Although there is much here about hunting tigers, the human beasts in this little land are mainly the Japanese oppressors, who try to dominate every aspect of Korean culture and commerce.

This is a powerful story told with grace by the young author, now a Princeton grad living in the United States. "Death was such a small price to pay for life," she writes near the end, and her novel makes you believe it.

Monday, February 2, 2026

The soul laid bare

Guy de Maupassant
Words dazzle and deceive because they are mimed by the face. But black words on a white page are the soul laid bare.

Guy de Maupassant

Are those words by Guy de Maupassant really true? Or is the opposite true? Are spoken words more or less likely to be truer than written words?

Since the great French writer of short stories said those words, technology has confused matters even more. Now we have the telephone, allowing us to hear words without the benefit of seeing the face saying them. We have email and texting, allowing spontaneous reactions, which may often be more truthful because the writer often acts before thinking of a more diplomatic way of saying what was said.

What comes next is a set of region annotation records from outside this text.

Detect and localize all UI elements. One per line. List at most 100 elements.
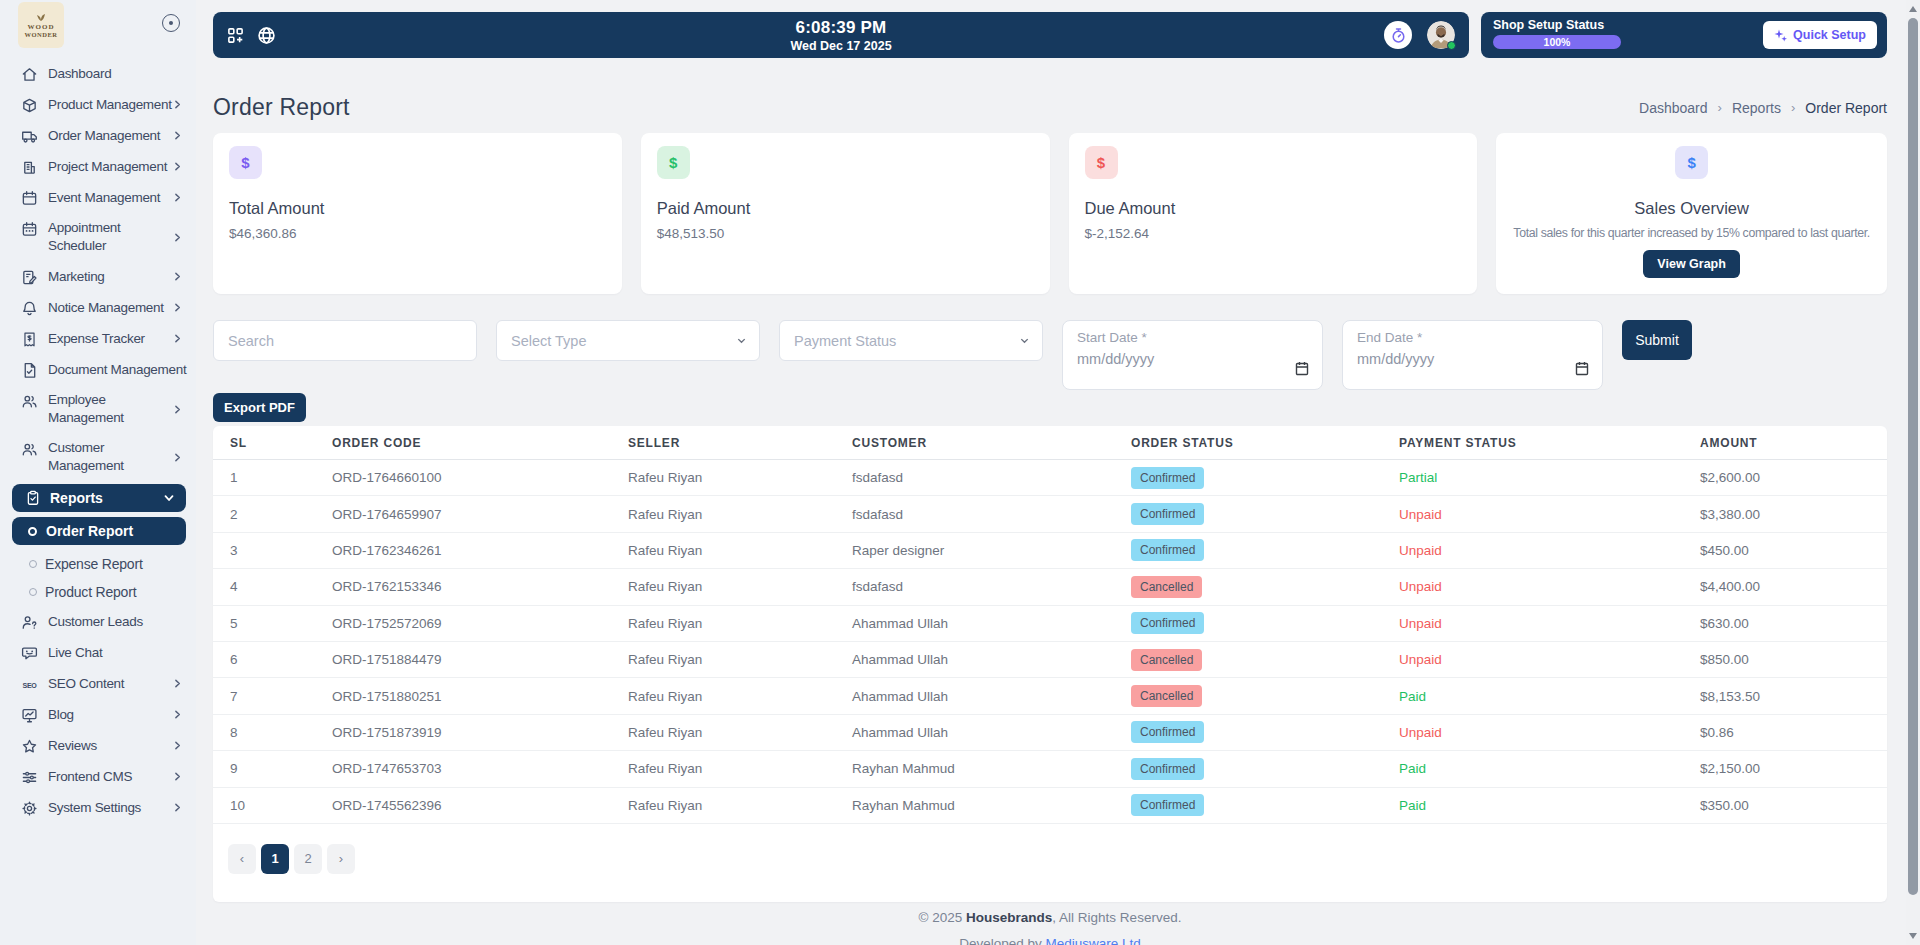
event-icon: [20, 189, 38, 207]
start-date-value: mm/dd/yyyy: [1077, 351, 1308, 367]
page-scrollbar[interactable]: [1906, 0, 1920, 945]
breadcrumb-reports[interactable]: Reports: [1732, 100, 1781, 116]
sidebar-item-employee-management[interactable]: Employee Management: [0, 385, 196, 433]
cell-sl: 3: [213, 543, 315, 558]
order-status-badge: Confirmed: [1131, 467, 1204, 489]
globe-icon[interactable]: [257, 26, 276, 45]
table-row: 4ORD-1762153346Rafeu RiyanfsdafasdCancel…: [213, 569, 1887, 605]
main-content: 6:08:39 PM Wed Dec 17 2025 Shop Setup St…: [196, 0, 1920, 945]
cell-sl: 1: [213, 470, 315, 485]
cell-customer: Ahammad Ullah: [835, 689, 1114, 704]
document-icon: [20, 361, 38, 379]
chevron-down-icon: [1019, 335, 1030, 346]
sidebar-item-reviews[interactable]: Reviews: [0, 730, 196, 761]
cell-sl: 2: [213, 507, 315, 522]
payment-status-dropdown[interactable]: Payment Status: [779, 320, 1043, 361]
payment-status-placeholder: Payment Status: [794, 333, 896, 349]
sidebar-item-dashboard[interactable]: Dashboard: [0, 58, 196, 89]
scrollbar-thumb[interactable]: [1908, 18, 1918, 895]
sidebar-item-customer-management[interactable]: Customer Management: [0, 433, 196, 481]
cell-amount: $450.00: [1683, 543, 1887, 558]
column-header-amount: AMOUNT: [1683, 436, 1887, 450]
submit-button[interactable]: Submit: [1622, 320, 1692, 360]
pagination-prev[interactable]: ‹: [228, 844, 256, 874]
cell-seller: Rafeu Riyan: [611, 543, 835, 558]
stat-title: Paid Amount: [657, 199, 1034, 218]
sidebar-item-blog[interactable]: Blog: [0, 699, 196, 730]
cell-seller: Rafeu Riyan: [611, 761, 835, 776]
pagination-next[interactable]: ›: [327, 844, 355, 874]
expense-icon: [20, 330, 38, 348]
table-row: 7ORD-1751880251Rafeu RiyanAhammad UllahC…: [213, 678, 1887, 714]
sidebar-item-live-chat[interactable]: Live Chat: [0, 637, 196, 668]
select-type-dropdown[interactable]: Select Type: [496, 320, 760, 361]
stat-cards-row: $ Total Amount $46,360.86 $ Paid Amount …: [213, 133, 1887, 294]
pagination: ‹12›: [228, 844, 1887, 874]
sidebar-item-appointment-scheduler[interactable]: Appointment Scheduler: [0, 213, 196, 261]
start-date-label: Start Date *: [1077, 330, 1308, 345]
calendar-icon: [1575, 361, 1589, 376]
developer-link[interactable]: Mediusware Ltd: [1046, 936, 1141, 945]
start-date-input[interactable]: Start Date * mm/dd/yyyy: [1062, 320, 1323, 390]
chat-icon: [20, 644, 38, 662]
breadcrumb-dashboard[interactable]: Dashboard: [1639, 100, 1708, 116]
topbar: 6:08:39 PM Wed Dec 17 2025: [213, 12, 1469, 58]
sidebar-item-seo-content[interactable]: SEOSEO Content: [0, 668, 196, 699]
marketing-icon: [20, 268, 38, 286]
end-date-input[interactable]: End Date * mm/dd/yyyy: [1342, 320, 1603, 390]
pagination-page-1[interactable]: 1: [261, 844, 289, 874]
bullet-icon: [29, 560, 37, 568]
sidebar-item-marketing[interactable]: Marketing: [0, 261, 196, 292]
cell-order-code: ORD-1762346261: [315, 543, 611, 558]
sidebar-item-system-settings[interactable]: System Settings: [0, 792, 196, 823]
view-graph-button[interactable]: View Graph: [1643, 250, 1740, 278]
scrollbar-up-arrow[interactable]: [1909, 6, 1917, 12]
user-avatar[interactable]: [1427, 21, 1455, 49]
chevron-down-icon: [736, 335, 747, 346]
reviews-icon: [20, 737, 38, 755]
sidebar-item-document-management[interactable]: Document Management: [0, 354, 196, 385]
order-status-badge: Confirmed: [1131, 721, 1204, 743]
sidebar-item-expense-report[interactable]: Expense Report: [0, 550, 196, 578]
pagination-page-2[interactable]: 2: [294, 844, 322, 874]
cell-seller: Rafeu Riyan: [611, 507, 835, 522]
order-status-badge: Confirmed: [1131, 539, 1204, 561]
cell-order-code: ORD-1762153346: [315, 579, 611, 594]
quick-setup-label: Quick Setup: [1793, 28, 1866, 42]
sidebar-collapse-button[interactable]: [162, 14, 180, 32]
project-icon: [20, 158, 38, 176]
sidebar-nav: DashboardProduct ManagementOrder Managem…: [0, 56, 196, 823]
apps-grid-icon[interactable]: [227, 27, 244, 44]
sidebar-item-expense-tracker[interactable]: Expense Tracker: [0, 323, 196, 354]
table-row: 3ORD-1762346261Rafeu RiyanRaper designer…: [213, 533, 1887, 569]
cell-sl: 7: [213, 689, 315, 704]
online-status-dot: [1447, 41, 1456, 50]
sidebar-item-order-management[interactable]: Order Management: [0, 120, 196, 151]
cell-customer: Rayhan Mahmud: [835, 798, 1114, 813]
scrollbar-down-arrow[interactable]: [1909, 933, 1917, 939]
cell-order-code: ORD-1745562396: [315, 798, 611, 813]
sidebar-item-product-report[interactable]: Product Report: [0, 578, 196, 606]
sidebar-item-order-report[interactable]: Order Report: [12, 517, 186, 545]
sidebar-item-product-management[interactable]: Product Management: [0, 89, 196, 120]
sidebar-item-reports[interactable]: Reports: [12, 484, 186, 512]
cell-order-status: Confirmed: [1114, 758, 1382, 780]
chevron-right-icon: [173, 710, 182, 719]
search-input[interactable]: [213, 320, 477, 361]
cell-seller: Rafeu Riyan: [611, 725, 835, 740]
dollar-icon: $: [1675, 146, 1708, 179]
timer-button[interactable]: [1384, 21, 1412, 49]
chevron-right-icon: [173, 272, 182, 281]
cell-sl: 4: [213, 579, 315, 594]
sidebar-item-notice-management[interactable]: Notice Management: [0, 292, 196, 323]
quick-setup-button[interactable]: Quick Setup: [1763, 21, 1877, 49]
sidebar-item-event-management[interactable]: Event Management: [0, 182, 196, 213]
sales-overview-card: $ Sales Overview Total sales for this qu…: [1496, 133, 1887, 294]
cell-seller: Rafeu Riyan: [611, 689, 835, 704]
cell-order-status: Cancelled: [1114, 649, 1382, 671]
sidebar-item-frontend-cms[interactable]: Frontend CMS: [0, 761, 196, 792]
sidebar-item-customer-leads[interactable]: Customer Leads: [0, 606, 196, 637]
export-pdf-button[interactable]: Export PDF: [213, 393, 306, 422]
brand-logo[interactable]: WOOD WONDER: [18, 2, 64, 48]
sidebar-item-project-management[interactable]: Project Management: [0, 151, 196, 182]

Certainly we can be dazzled and deceived by words spoken to our face, but can't we also be dazzled and deceived by words written on paper? Writers have more time to deliberately craft their words than speakers do. Written language, in fact, is better designed for dazzling, at least in the hands of a skilled writer, than plain speech is. As with texts and emails, people tend to speak before they have thought it through, not giving themselves time to consider the best way to say something.

People often lay the soul bear in arguments or when making cruel jokes that they later regret. On the other hand, it may be easier to write a Dear John letter (or email) than to break up a relationship in person. It may also be easier for someone to say "I love you" in writing. Very soon people will be sending each other valentines to say things they cannot bring themselves to say in person.

I don't know if Guy de Maupassant got it right or not.